In ancient times, before 2000, Florida elections supervisors had profiles lower than mob guys in witness protection. Then came the butterfly ballot and Bush vs. Gore and the realization that not just anyone can run an election – or at least run an election well. Palm Beach County is on its third elections supervisor since then and next year may have a fourth. Meanwhile, the Legislature has made two major revisions in how the state conducts elections and another big change designed to make voter registration harder. Point being, the workings of elections never have been under more scrutiny. Sadly, 12 years after the biggest election fiasco in U.S. history, Palm Beach County remains unable to produce a string of trouble-free elections, no matter who is in charge. Theresa LePore’s 2000 ballot brought her a challenge from fellow Democrats in 2004. She lost to Arthur Anderson, a former school board chairman who had no experience with elections or technology. Mr. Anderson presided over a reign of error.

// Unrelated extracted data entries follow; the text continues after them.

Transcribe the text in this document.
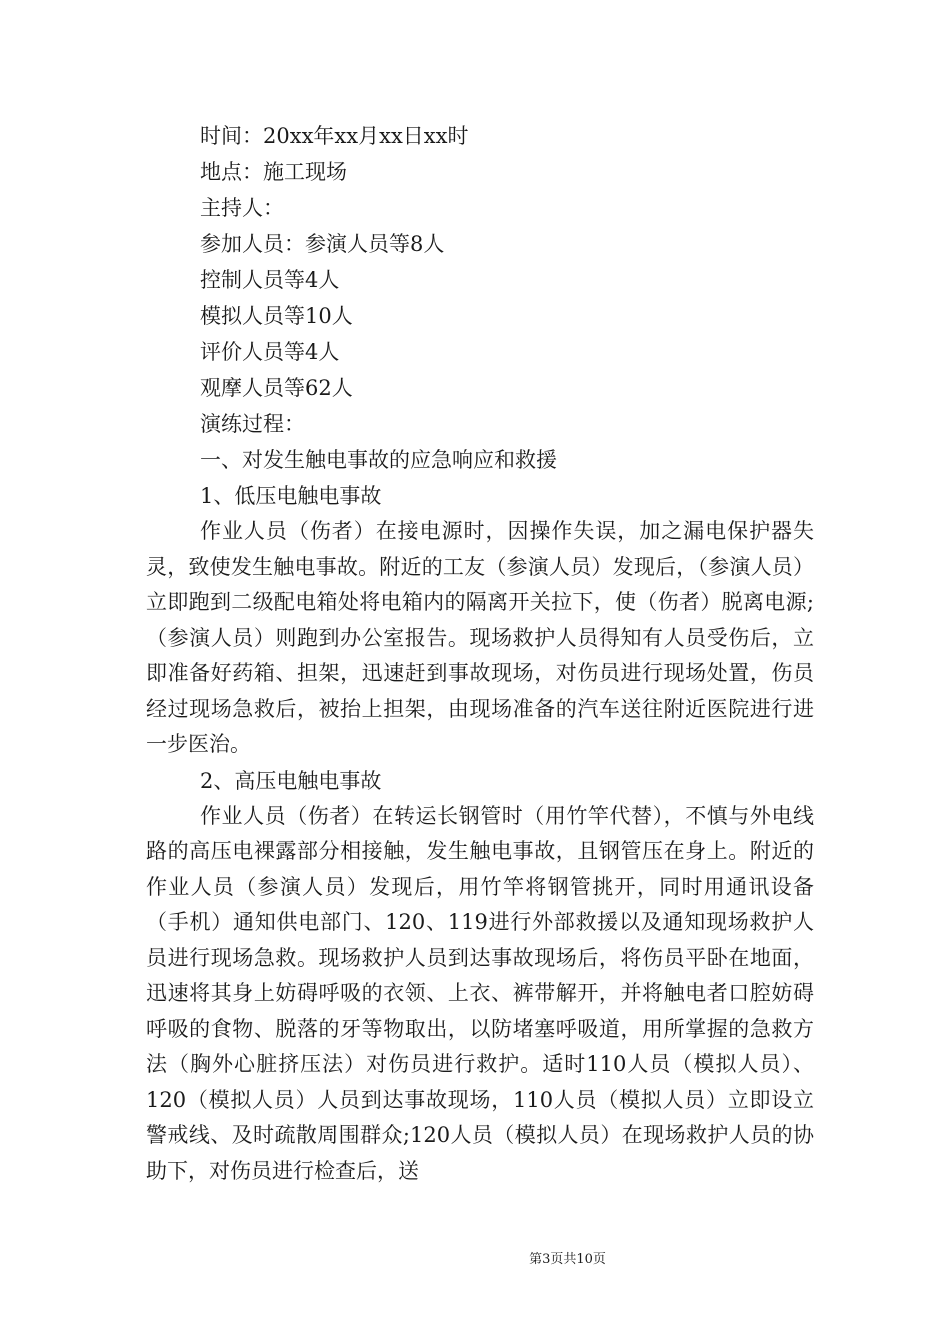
时间：20xx年xx月xx日xx时

地点：施工现场

主持人：

参加人员：参演人员等8人

控制人员等4人

模拟人员等10人

评价人员等4人

观摩人员等62人

演练过程：

一、对发生触电事故的应急响应和救援

1、低压电触电事故

作业人员（伤者）在接电源时，因操作失误，加之漏电保护器失灵，致使发生触电事故。附近的工友（参演人员）发现后，（参演人员）立即跑到二级配电箱处将电箱内的隔离开关拉下，使（伤者）脱离电源;（参演人员）则跑到办公室报告。现场救护人员得知有人员受伤后，立即准备好药箱、担架，迅速赶到事故现场，对伤员进行现场处置，伤员经过现场急救后，被抬上担架，由现场准备的汽车送往附近医院进行进一步医治。

2、高压电触电事故

作业人员（伤者）在转运长钢管时（用竹竿代替），不慎与外电线路的高压电裸露部分相接触，发生触电事故，且钢管压在身上。附近的作业人员（参演人员）发现后，用竹竿将钢管挑开，同时用通讯设备（手机）通知供电部门、120、119进行外部救援以及通知现场救护人员进行现场急救。现场救护人员到达事故现场后，将伤员平卧在地面，迅速将其身上妨碍呼吸的衣领、上衣、裤带解开，并将触电者口腔妨碍呼吸的食物、脱落的牙等物取出，以防堵塞呼吸道，用所掌握的急救方法（胸外心脏挤压法）对伤员进行救护。适时110人员（模拟人员）、120（模拟人员）人员到达事故现场，110人员（模拟人员）立即设立警戒线、及时疏散周围群众;120人员（模拟人员）在现场救护人员的协助下，对伤员进行检查后，送

第3页共10页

During his four years, the supervisor’s website incorrectly reported early results of a mayoral election in West Palm Beach, twice did not include the number of precincts counted with the number of votes and mysteriously “found” almost 700 votes three days after a city election. Mr. Anderson lost in the 2008 Democratic primary, and the county sent in a competent caretaker to steer the office through the presidential election.

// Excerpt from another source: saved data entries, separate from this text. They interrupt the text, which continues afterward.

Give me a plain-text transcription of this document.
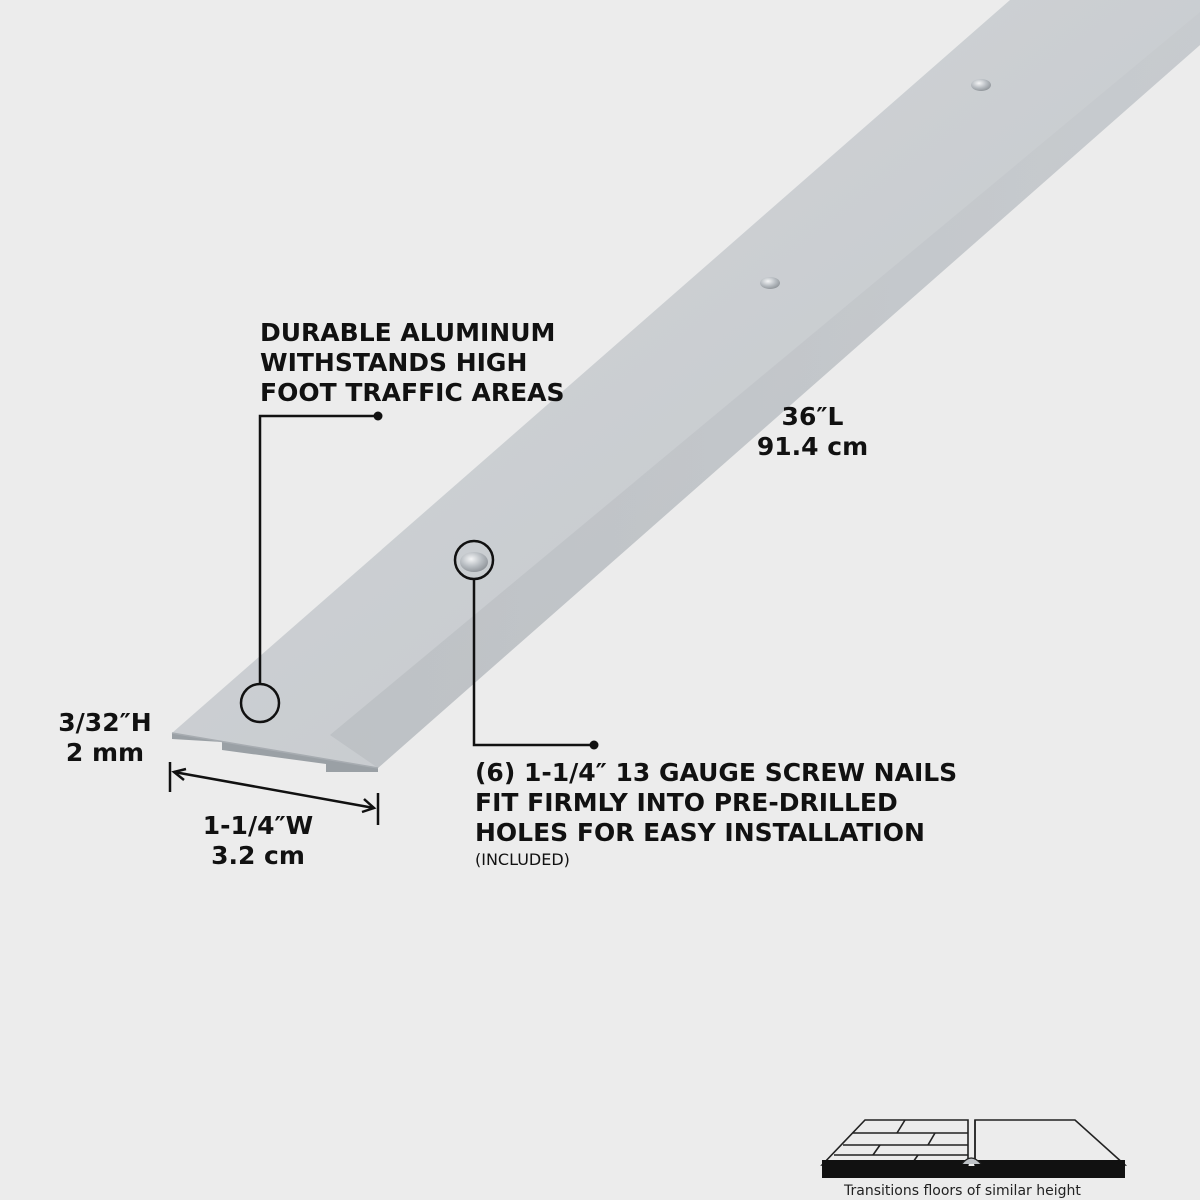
DURABLE ALUMINUM
WITHSTANDS HIGH
FOOT TRAFFIC AREAS
36″L
91.4 cm
3/32″H
2 mm
1-1/4″W
3.2 cm
(6) 1-1/4″ 13 GAUGE SCREW NAILS
FIT FIRMLY INTO PRE-DRILLED
HOLES FOR EASY INSTALLATION
(INCLUDED)
Transitions floors of similar height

Former state legislator Susan Bucher beat Mr. Anderson in that primary. She also had no election experience aside from running for office. In 2010, Palm Beach County’s results trailed by hours those from the rest of the state in the governor’s race that was decided by roughly 1 percent. Last month, the office mistakenly certified two “winners” in the Wellington election who really had lost. Ms. Bucher quickly ducked any blame, which may hurt her more than the error itself. The state’s report on the Wellington debacle is due this week.